Still, I don’t see anyone rushing for the exits.  How many of those shopkeepers who had their livelihoods destroyed by some skunk smoking hoodlums are going to moving to Syria, or Egypt, or Tunisia?  How many of those who are privileged enough (in the same way that 56 men were privileged enough to put their lives, their fortunes, and their sacred honor on the line) to be making positive changes in the Arab Spring would give their left arm to get a visa to live in Greece or Portugal or another country dealing with a debt crisis of their own making?  Hell, even if Hollywood has given up, the nonsense they produce is still filling up theaters better than anything coming from Bollywood.

We know that history did not end with the fall of the Berlin Wall.  That said, western states admittedly do not today hold the same power – diplomatic, military, economic, social, or otherwise – they did in the post-war period, just as NBC News and the New York Times do not hold the same power or influence they did in the pre-Twitter era.  Times change, and the world along with it.

This thought was hammered home last night when I finally got across the street to see Midnight in Paris. What I wouldn’t give to spend a night drinking at a Parisian cafe with Hemingway (who, unlike The Most Interesting Man in the World, I would have to battle the irresistible urge to thank should he punch me in the face) while Cole Porter played in the corner. As Picasso’s mistress illustrated so beautifully, however, there is no such thing as a Golden Age.

[Rather than give this blog entry yet another sharp right turn into a new topic, I’ll simply add apropos of Midnight in Paris that I watched Out Cold on TV again tonight.   It had even more Casablanca homages – right down to the white dinner jacket – than I had remembered, but for the first time I noticed that it had several actors who had minor roles in The Office.  I really hope David Koechner isn’t such a creep in real life.  I think I might like him if he was normal. Also, it took seeing Owen Wilson in a Woody Allen film to see the similarities between them.]

No, the type, way, and amount of power the president or the prime minster wields today is not the same as it was when the elder Brian Keaney was my age.  It won’t be the same when I am his age.  I don’t expect to find an empty basin when I get there, however.
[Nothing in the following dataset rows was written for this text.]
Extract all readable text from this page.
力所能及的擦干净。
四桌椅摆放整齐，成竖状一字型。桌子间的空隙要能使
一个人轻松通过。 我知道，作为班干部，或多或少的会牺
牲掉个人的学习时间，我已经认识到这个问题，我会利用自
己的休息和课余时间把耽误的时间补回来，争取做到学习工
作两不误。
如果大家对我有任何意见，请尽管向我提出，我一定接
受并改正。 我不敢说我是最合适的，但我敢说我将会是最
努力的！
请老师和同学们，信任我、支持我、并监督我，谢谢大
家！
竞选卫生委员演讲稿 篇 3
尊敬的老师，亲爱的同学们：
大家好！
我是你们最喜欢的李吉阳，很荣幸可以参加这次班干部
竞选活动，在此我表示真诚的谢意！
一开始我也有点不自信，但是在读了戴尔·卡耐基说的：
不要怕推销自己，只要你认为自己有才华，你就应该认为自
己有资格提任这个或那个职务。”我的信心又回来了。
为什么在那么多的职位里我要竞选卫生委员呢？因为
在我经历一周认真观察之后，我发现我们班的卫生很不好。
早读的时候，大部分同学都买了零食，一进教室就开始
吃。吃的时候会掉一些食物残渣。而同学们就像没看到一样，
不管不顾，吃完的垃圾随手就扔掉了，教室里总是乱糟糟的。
My life is very different today than it was when I spent nights sitting in the bird’s nest rooting for the Cards.  Even at the outset of the China Century I wouldn’t trade those days for all of their tea, however.  With that in mind, I do not hesitate for a moment to say that whatever my personal or nation’s problems may be, no matter how severe the  setbacks we face are, I have no doubt that our best days are ahead of us.